Our study showed that urban residence was not a significant risk factor for developing ED among patients with T2DM. This was supported by the outcome of two recently published articles documenting the non-significant association in a similar group of patients [42, 43]. However, a significant association was documented among males with DM in urban areas in China [10] and South Africa [9], and in a rural area in Nigeria [8]. Further, our study revealed a non-significant association with obesity and ED among patients with T2DM. Similarly, no significant association was observed in some recently published studies from Ethiopia [14, 18]. In contrast to this finding, many studies have reported a significant association worldwide between ED and increased BMI [4, 7, 44].

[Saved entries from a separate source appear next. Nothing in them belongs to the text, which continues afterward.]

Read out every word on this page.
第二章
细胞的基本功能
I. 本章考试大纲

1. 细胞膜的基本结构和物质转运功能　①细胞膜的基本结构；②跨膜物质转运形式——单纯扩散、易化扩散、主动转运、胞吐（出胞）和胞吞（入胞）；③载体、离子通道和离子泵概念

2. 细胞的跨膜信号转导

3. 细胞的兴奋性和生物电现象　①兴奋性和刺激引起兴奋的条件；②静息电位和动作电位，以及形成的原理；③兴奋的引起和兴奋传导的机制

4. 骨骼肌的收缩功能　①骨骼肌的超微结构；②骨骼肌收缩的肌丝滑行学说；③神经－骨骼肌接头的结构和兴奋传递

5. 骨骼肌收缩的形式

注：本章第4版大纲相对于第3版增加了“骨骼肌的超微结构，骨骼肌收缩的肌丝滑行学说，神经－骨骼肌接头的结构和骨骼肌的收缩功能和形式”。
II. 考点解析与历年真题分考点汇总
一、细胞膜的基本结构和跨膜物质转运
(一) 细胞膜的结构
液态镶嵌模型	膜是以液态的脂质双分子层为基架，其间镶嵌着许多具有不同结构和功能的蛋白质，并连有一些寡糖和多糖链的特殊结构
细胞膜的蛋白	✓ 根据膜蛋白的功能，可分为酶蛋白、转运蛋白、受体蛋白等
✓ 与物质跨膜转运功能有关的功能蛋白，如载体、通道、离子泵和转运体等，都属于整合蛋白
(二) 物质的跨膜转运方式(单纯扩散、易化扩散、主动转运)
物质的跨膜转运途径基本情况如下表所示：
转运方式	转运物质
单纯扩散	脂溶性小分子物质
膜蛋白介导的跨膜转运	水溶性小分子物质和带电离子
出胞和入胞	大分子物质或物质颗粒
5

The present study revealed a non-significant association between ED and comorbidities related to metabolic syndrome, such as hypertension, obesity, and dyslipidaemia. In others studies with clinical data evaluating patients with DM, a significant association between comorbidities and ED was reported [6, 7, 20, 45]. Our study also showed a non-significant association between alcohol consumption and ED in subjects with T2DM, which might be explained by the small number of patients who consumed alcohol. This result was consistent with a similar finding among the same group of patients in a recently published study in Ethiopia [14]. In contrast to this finding, some studies demonstrated a significant association between alcohol intake and ED among males with DM [7, 46]. Finally, non-significant association between current smoking and ED was reported in the present study, which coincided with the results obtained for similar patients in other clinical studies [7, 14, 22, 32]. At the same time, a significant association was documented in some studies that identified smoking habits as a risk factor for ED [24, 47].

Conclusion

There is a high prevalence of ED among Sudanese patients with T2DM. Old age, duration of DM and glycaemic control are predictors for developing ED. The high prevalence of ED in this setting is another hidden burden for patients and the health system; hence, earlier routine assessment and treatment of ED in patients with T2DM is recommended to improve the prognosis and quality of life.

Limitations

While the present study addressed an issue that was not well studied in Sudan, some other potentially relevant factors were not evaluated, such as testosterone levels, some components of lipid profile as LDL and HDL, daily physical exercise, family history, employment, and income. The detail information about the drugs used by the patients especially antihypertensive drugs and statins was not obtained. In addition, since the study was conducted among patients in hospitals, the findings may not represent patients on follow-up in other settings.